In his author’s note, Harding says:
By calling Hanns and Rudolf by their first names I do not mean to equate them. Indeed, it is important to me that there be no moral equivalence. Yet both of these men were, self-evidently, human beings, and as such, if I am to tell their tales, I should begin with their first names. If this offends, and I understand why it might, I ask for your forgiveness.
Here is the real knot of the book: Rudolf is a human being, and Harding enables us to see this. And this is what is so deeply uncomfortable about the book – in encouraging us to see things from Rudolf’s perspective, you can glimpse how the atrocities happened, how it isn’t completely inconceivable for a human to oversee the genocide of his fellow humans.
There is much more to say about Hanns and Rudolf, but I shall restrict myself to just a couple more points.
Firstly, it was fascinating the way that Harding showed the significance of Rudolf’s capture and testimony. During the Nuremberg Trials, many of the Nazis were on the brink of being found not guilty because in spite of the evidence of the genocide taking place, the men denied their knowledge of it. Soon after Rudolf was arrested, he was called as a witness and confessed that at Auschwitz:
At least two and half million victims were executed and exterminated there by gassing and burning, and at least another half-million succumbed to starvation and disease making a total dead of about three million.

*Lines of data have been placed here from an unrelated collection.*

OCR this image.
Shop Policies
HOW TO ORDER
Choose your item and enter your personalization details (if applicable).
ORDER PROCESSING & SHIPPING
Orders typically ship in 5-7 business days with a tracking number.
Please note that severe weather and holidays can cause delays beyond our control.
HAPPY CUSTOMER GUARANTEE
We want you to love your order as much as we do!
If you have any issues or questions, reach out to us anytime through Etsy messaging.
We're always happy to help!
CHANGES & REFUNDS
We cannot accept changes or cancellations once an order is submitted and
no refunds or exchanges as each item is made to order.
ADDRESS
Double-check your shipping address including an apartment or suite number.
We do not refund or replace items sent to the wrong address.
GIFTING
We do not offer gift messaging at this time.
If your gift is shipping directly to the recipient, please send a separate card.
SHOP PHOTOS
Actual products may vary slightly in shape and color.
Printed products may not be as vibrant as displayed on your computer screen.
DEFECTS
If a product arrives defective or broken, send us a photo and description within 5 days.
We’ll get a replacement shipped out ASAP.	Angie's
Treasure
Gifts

He admitted that he ‘personally supervised executions’ and gave further details of the deaths. The following day, Hans Frank, head of the government in occupied Poland, took the stand and for the first time confessed to his role in the atrocities. When asked, ‘Did you ever participate in the destruction of the Jews?’, he replied:
I say Yes. And the reason I say yes is because I have been burdened by guilt for the five months of this trial, and particularly burdened by the statement made by Rudolf Höss.
Rudolf’s testimony was key to getting the other Nazi war criminals to admit to their guilt – in capturing him, Hanns captured many others too.
And the final point to note is that Harding informs us that when so many Nazi war criminals were held in Nuremberg for the trials, ‘the Americans had instructed a panel of psychologists to conduct extensive interviews and tests with the defendants.’ Harding tells us who interviewed Rudolf: Gustave Gilbert ‘a New Yorker born to Jewish-Austrian immigrants’, and Major Leon Goldensohn, ‘a Jew who had been born and raised in New York’.
It makes me wonder, who were the other American psychologists, and what proportion of them were Jewish? Isn’t it extraordinary – and quite ironic – to think of a bunch of Jewish New Yorker shrinks interviewing this haul of Nazi war criminals? Please could someone write a book about this!